Вон сколько у этого типа водки – неужели еще одного стакана пожалеет?

– Заходи!

Не пожалел.

И точно – наливал и наливал. Сам не пил. Юшкину это не нравилось, но он молчал до поры и осмелел, только когда нагрузился основательно.

– Ты странный, – сказал он парню. – Почему не пьешь? Не уважаешь?

Застолье стремительно катилось к привычному пьяному скандалу, но скандала не случилось. Парень невозмутимо подливал Юшкину, и тот в конце концов спекся. Когда он уже не мог ни пить, ни даже удерживать более-менее вертикально свое тело, парень дотащил Юшкина до кровати и уложил. Не очень аккуратно, но и без грубости.

* * *

К дому Марецкого подъехали уже поздним вечером. Потомок графского рода Тишковых выглядел неважно. Долгий кутеж в ресторане, потом прогулка по ночной Москве, короткий сон, а потом – день поездок по местам былой славы предков.

– Сегодня никуда не пойдем, – сказал Марецкий Китайгородцеву. – Ты Машу довези до дома и можешь быть свободен.

Маше он только коротко кивнул на прощание, демонстрируя полное отсутствие интереса к ней. Будто накануне ничего и не было. Или это всего лишь игра такая была – с показным равнодушием? Китайгородцеву показалось, что игра.

– Машину пригнать к вашему дому? – спросил он.

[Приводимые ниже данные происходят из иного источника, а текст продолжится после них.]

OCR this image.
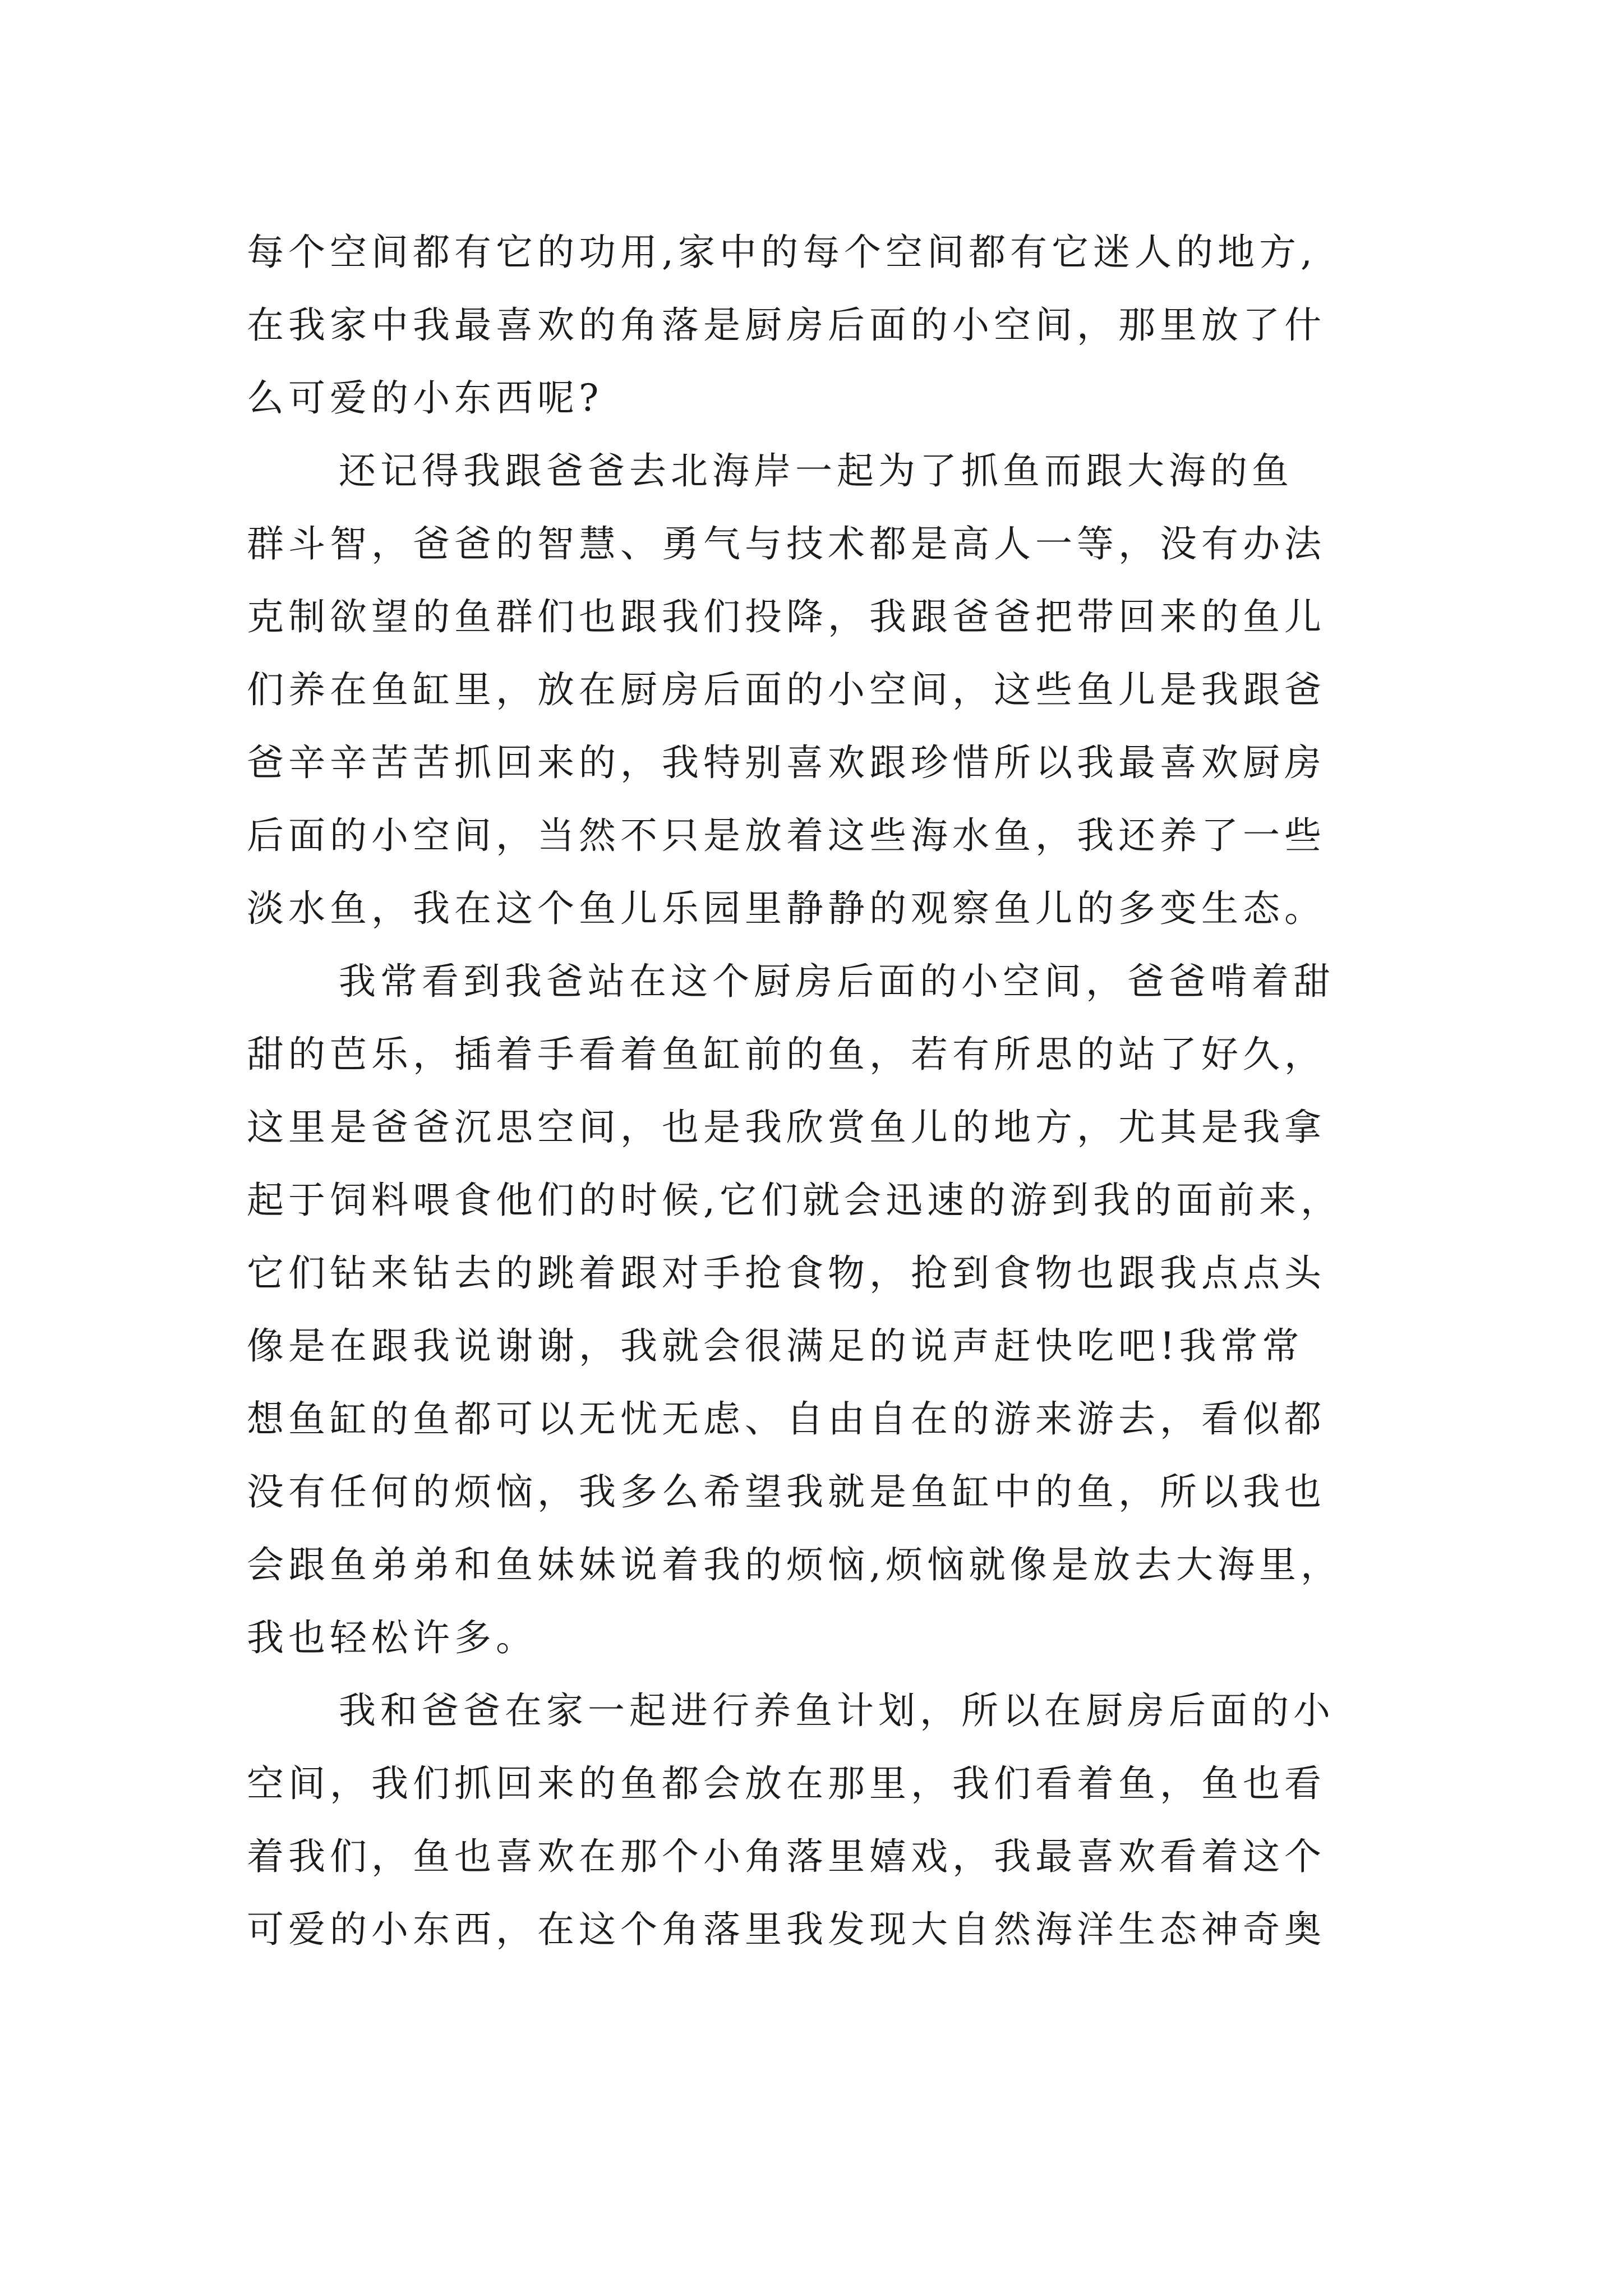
每个空间都有它的功用,家中的每个空间都有它迷人的地方,
在我家中我最喜欢的角落是厨房后面的小空间，那里放了什
么可爱的小东西呢?
还记得我跟爸爸去北海岸一起为了抓鱼而跟大海的鱼
群斗智，爸爸的智慧、勇气与技术都是高人一等，没有办法
克制欲望的鱼群们也跟我们投降，我跟爸爸把带回来的鱼儿
们养在鱼缸里，放在厨房后面的小空间，这些鱼儿是我跟爸
爸辛辛苦苦抓回来的，我特别喜欢跟珍惜所以我最喜欢厨房
后面的小空间，当然不只是放着这些海水鱼，我还养了一些
淡水鱼，我在这个鱼儿乐园里静静的观察鱼儿的多变生态。
我常看到我爸站在这个厨房后面的小空间，爸爸啃着甜
甜的芭乐，插着手看着鱼缸前的鱼，若有所思的站了好久，
这里是爸爸沉思空间，也是我欣赏鱼儿的地方，尤其是我拿
起于饲料喂食他们的时候,它们就会迅速的游到我的面前来，
它们钻来钻去的跳着跟对手抢食物，抢到食物也跟我点点头
像是在跟我说谢谢，我就会很满足的说声赶快吃吧!我常常
想鱼缸的鱼都可以无忧无虑、自由自在的游来游去，看似都
没有任何的烦恼，我多么希望我就是鱼缸中的鱼，所以我也
会跟鱼弟弟和鱼妹妹说着我的烦恼,烦恼就像是放去大海里，
我也轻松许多。
我和爸爸在家一起进行养鱼计划，所以在厨房后面的小
空间，我们抓回来的鱼都会放在那里，我们看着鱼，鱼也看
着我们，鱼也喜欢在那个小角落里嬉戏，我最喜欢看着这个
可爱的小东西，在这个角落里我发现大自然海洋生态神奇奥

– А зачем? – вяло отмахнулся Марецкий, которого нисколько, казалось, не волновала судьба его сокровища на четырех колесах. – У тебя там рядом где-нибудь автостоянка есть?

– Есть.

– Охраняемая?

– Да.

– Вот там и оставь. А завтра приедешь.

– Во сколько?

– Я позвоню тебе.

Марецкий потянулся к ручке двери. Китайгородцев тотчас же выскочил из машины.

– Зачем? – воспротивился Марецкий. – Я сам к себе поднимусь.

Китайгородцев сделал вид, что не расслышал, и сопровождал композитора до двери его квартиры. Марецкий на прощание сказал ему со вздохом:

– Ты все-таки не надрывайся так на службе. Меня твое рвение иногда утомляет.

Сказал и закрыл дверь перед самым носом Китайгородцева.

* * *

* * *

Маша ждала его в машине, сжавшись теплым комочком – воробушком на заднем сиденье автомобиля.

– Свиблово? – на всякий случай уточнил Китайгородцев.

– Да. – И сразу, без всякого перехода: – А ты кем у Марецкого? Телохранителем?

Было такое впечатление, что этим вопросом Маша терзалась едва ли не весь сегодняшний день, но только теперь вот ее прорвало в отсутствие Марецкого.

– Да, – односложно ответил Китайгородцев.

– Ты что – серьезно? – позволила себе усомниться Маша.

Ее изумление было совершенно детским. Так искренне удивляется ребенок, узнав о существовании в окружающей его жизни чего-то такого, о чем прежде он даже не имел представления.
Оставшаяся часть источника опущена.